Can we see what’s happening, attribute it to a source, and detect when something breaks?

Checks
  • GA4 (or alt) installed on 100% of pages, verified via crawl
  • Event schema documented (20–40 named events, typed properties, no PII)
  • Key conversion events tested via DebugView
  • Attribution model agreed and stored with every lead
  • UTM parameters captured and persisted into CRM + analytics
  • Uptime monitoring with 99.9% SLO minimum
  • Client-side JS error monitoring (Sentry or equivalent)
  • Form submission success rate monitored with daily threshold alert
  • Core Web Vitals tracked over time (RUM or PageSpeed API cron)
  • Privacy / consent compliance: banner, DPA, PII handling
Red flags
  • If a lead form silently fails for 48 hours, how do you find out?
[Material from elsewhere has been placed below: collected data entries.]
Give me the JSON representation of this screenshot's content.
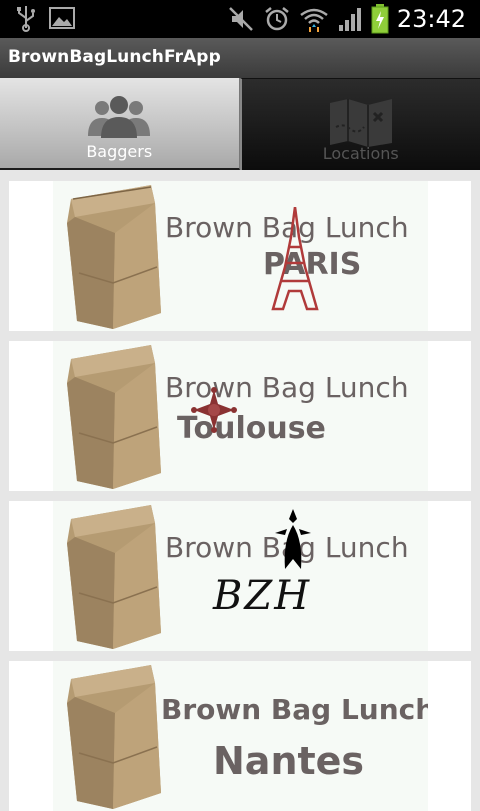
{
  "status_bar": {
    "time": "23:42",
    "left_icons": [
      "usb-icon",
      "image-icon"
    ],
    "right_icons": [
      "mute-icon",
      "alarm-icon",
      "wifi-icon",
      "signal-icon",
      "battery-charging-icon"
    ]
  },
  "app": {
    "title": "BrownBagLunchFrApp"
  },
  "tabs": [
    {
      "label": "Baggers",
      "icon": "people-icon",
      "active": true
    },
    {
      "label": "Locations",
      "icon": "map-icon",
      "active": false
    }
  ],
  "baggers": [
    {
      "line1": "Brown Bag Lunch",
      "line2": "PARIS"
    },
    {
      "line1": "Brown Bag Lunch",
      "line2": "Toulouse"
    },
    {
      "line1": "Brown Bag Lunch",
      "line2": "BZH"
    },
    {
      "line1": "Brown Bag Lunch",
      "line2": "Nantes"
    }
  ],
  "colors": {
    "bag": "#b59b72",
    "logo_text": "#6a6262",
    "title_bar": "#4a4a4a"
  }
}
If the answer is ‘a salesperson notices the drought,’ fix that before anything else.
§ 5.1313 / 14

Competitive & Content Gap

Where are competitors winning that we’re not, and is it worth catching up?

Checks
  • Top 3–5 competitors identified (business-defined, not tool-defined)
  • Their top-100 organic keywords vs yours (gap report)
  • Their content velocity (posts / month)
  • Their backlink sources you don’t share
  • Their schema coverage vs yours
  • Their AI citation presence (same brand-query spot check)
  • Topic clusters they own that you don’t
  • Their site speed + UX benchmarks vs yours
§ 5.1414 / 14

Log File Analysis

What are crawlers actually doing, not what we hope they’re doing?

Checks
  • Googlebot hit volume per day (trend)
  • Top 20 most-crawled URLs should be the most valuable
  • URLs crawled repeatedly that return errors
  • URLs never crawled that should be
  • Crawl budget wasted on parameter URLs, filters, infinite paginations
  • Bot distribution: Googlebot vs Bingbot vs AI crawlers (GPTBot, ClaudeBot, PerplexityBot)
  • Unusual user agents flagged for investigation
Red flags
  • Most mid-market sites skip this. Every enterprise site must do it.